Outrora um esconderijo de larápios por possuir densa floresta, hoje a
sua população é essencialmente constituída por pescadores que, apesar dos
rumores de existência de um polvo gigante ali mesmo na baía, essa gente
continua fazendo alguma pescaria sem qualquer receio.
No centro da península onde está instalada a cidade de Pemba, ergue-se a zona de cimento desde a Baixa ou "Cidade Velha" junto à qual foram construídas as primeiras casas de alvenaria por facilidades de acesso ao porto, estancando numa planície provida do melhor parque habitacional.
É também nesta zona onde se encontram o Governo e serviços públicos
diversos, combinados com uma cadeia de estabelecimentos comerciais bem como um parque
infantil onde funciona também uma creche.
O actual porto e ponte cais de Pemba na baixa estão localizados na
região meridional da baía a 5 amarras para Sueste da ponta Mepira, com fundo de
lodo.

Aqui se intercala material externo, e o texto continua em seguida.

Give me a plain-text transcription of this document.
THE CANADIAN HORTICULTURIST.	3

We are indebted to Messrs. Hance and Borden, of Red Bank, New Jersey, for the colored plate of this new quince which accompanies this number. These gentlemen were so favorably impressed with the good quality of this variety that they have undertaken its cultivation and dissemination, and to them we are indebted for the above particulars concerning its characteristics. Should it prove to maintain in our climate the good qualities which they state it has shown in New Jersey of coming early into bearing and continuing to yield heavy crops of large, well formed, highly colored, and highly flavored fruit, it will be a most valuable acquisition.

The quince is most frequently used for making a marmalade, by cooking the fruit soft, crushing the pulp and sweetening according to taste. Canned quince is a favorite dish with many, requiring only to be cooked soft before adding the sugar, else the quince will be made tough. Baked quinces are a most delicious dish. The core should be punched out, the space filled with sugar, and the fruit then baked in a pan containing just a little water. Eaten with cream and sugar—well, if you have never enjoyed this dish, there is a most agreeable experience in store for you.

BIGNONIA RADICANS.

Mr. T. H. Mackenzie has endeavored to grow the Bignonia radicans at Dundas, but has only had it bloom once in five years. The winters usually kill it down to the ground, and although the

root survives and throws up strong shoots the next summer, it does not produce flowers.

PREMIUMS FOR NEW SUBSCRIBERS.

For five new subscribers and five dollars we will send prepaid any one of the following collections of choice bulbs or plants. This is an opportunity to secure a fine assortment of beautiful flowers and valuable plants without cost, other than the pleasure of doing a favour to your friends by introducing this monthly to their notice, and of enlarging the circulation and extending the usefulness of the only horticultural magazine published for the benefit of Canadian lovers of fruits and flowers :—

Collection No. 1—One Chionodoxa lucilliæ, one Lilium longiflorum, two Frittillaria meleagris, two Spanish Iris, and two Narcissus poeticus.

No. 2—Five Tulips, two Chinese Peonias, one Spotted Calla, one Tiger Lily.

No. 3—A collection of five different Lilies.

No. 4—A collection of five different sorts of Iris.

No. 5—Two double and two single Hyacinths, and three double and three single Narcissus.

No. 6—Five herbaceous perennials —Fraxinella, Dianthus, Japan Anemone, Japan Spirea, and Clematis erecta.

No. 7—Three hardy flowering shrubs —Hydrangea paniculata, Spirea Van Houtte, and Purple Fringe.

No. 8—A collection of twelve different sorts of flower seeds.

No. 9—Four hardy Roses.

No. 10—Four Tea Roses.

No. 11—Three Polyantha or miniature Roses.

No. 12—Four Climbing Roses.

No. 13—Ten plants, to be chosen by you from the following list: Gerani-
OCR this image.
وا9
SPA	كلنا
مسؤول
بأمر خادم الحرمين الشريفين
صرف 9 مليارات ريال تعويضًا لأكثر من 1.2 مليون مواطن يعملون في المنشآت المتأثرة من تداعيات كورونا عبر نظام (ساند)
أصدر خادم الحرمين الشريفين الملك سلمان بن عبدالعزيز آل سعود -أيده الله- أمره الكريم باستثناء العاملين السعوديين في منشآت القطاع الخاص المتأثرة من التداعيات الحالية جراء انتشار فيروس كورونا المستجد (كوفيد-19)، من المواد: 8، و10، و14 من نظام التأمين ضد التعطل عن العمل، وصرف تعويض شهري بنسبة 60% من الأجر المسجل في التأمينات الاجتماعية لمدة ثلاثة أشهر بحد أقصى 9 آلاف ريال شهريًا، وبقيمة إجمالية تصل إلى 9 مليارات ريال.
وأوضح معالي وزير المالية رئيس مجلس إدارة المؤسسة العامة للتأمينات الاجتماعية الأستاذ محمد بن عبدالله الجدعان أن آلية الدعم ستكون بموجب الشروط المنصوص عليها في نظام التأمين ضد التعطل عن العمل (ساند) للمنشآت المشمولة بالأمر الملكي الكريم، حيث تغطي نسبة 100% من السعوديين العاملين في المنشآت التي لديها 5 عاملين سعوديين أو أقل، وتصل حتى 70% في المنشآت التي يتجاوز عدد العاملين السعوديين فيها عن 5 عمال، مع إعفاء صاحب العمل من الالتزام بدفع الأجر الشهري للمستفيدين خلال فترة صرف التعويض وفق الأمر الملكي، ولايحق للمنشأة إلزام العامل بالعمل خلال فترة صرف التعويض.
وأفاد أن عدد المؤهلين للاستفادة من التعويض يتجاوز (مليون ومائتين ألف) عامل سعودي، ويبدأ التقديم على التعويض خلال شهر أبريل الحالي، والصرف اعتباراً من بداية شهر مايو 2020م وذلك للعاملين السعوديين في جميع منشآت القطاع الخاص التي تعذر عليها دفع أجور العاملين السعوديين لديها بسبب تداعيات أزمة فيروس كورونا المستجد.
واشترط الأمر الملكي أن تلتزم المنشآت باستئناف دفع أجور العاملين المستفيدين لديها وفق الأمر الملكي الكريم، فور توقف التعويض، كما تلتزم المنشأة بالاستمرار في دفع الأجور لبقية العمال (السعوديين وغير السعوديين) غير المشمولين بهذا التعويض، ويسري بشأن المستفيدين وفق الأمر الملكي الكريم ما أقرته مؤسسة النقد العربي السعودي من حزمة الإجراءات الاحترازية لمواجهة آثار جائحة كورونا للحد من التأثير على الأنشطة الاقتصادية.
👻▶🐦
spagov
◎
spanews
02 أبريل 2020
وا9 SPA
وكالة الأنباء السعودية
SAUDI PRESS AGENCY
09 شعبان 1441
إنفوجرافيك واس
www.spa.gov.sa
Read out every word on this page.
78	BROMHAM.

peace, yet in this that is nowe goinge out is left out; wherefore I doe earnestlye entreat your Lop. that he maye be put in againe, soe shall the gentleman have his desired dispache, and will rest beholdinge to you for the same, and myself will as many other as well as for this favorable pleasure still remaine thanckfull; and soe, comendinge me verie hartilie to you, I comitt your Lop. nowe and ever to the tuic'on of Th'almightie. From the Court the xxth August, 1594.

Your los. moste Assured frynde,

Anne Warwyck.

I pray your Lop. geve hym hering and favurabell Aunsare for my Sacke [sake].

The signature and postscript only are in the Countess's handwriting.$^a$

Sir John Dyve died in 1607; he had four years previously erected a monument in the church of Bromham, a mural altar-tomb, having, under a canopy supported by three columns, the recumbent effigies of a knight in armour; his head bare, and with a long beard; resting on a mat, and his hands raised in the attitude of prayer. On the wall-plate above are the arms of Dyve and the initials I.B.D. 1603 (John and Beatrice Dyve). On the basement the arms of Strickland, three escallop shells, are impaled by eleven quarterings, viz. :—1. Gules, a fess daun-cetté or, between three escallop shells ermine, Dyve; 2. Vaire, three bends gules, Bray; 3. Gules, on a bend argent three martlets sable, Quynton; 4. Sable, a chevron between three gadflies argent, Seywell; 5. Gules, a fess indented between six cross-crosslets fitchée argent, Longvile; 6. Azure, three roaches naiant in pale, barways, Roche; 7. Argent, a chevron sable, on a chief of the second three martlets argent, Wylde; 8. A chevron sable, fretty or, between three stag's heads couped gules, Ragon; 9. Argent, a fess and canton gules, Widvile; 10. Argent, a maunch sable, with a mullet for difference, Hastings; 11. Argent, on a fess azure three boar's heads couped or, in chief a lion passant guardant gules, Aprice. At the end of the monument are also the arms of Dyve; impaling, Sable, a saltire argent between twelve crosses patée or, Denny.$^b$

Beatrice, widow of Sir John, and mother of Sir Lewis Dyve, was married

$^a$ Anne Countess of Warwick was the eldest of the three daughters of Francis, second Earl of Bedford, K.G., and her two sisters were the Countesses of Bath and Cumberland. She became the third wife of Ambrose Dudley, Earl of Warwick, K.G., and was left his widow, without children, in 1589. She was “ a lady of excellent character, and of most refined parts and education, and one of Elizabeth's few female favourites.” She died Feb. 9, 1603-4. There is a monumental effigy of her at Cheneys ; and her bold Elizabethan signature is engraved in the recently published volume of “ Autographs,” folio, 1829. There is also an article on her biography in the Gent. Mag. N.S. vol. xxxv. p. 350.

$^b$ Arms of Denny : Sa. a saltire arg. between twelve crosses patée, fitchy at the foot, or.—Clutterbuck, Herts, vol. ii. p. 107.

O fundeadouro pode alcançar-se a pouco mais de 80 metros, onde se
encontra o molhe cais, dado que os fundos se aproximam bastante da terra.
Existem no porto diversas instalações para armazenamento de cargas e para serviços marítimos e aduaneiros. Está também apetrechado com um sistema para a contenção de combustíveis que, através de uma conduta de cerca de um quilómetro, são despejados para os depósitos da Petromoc próximos à povoação de Chibabuara.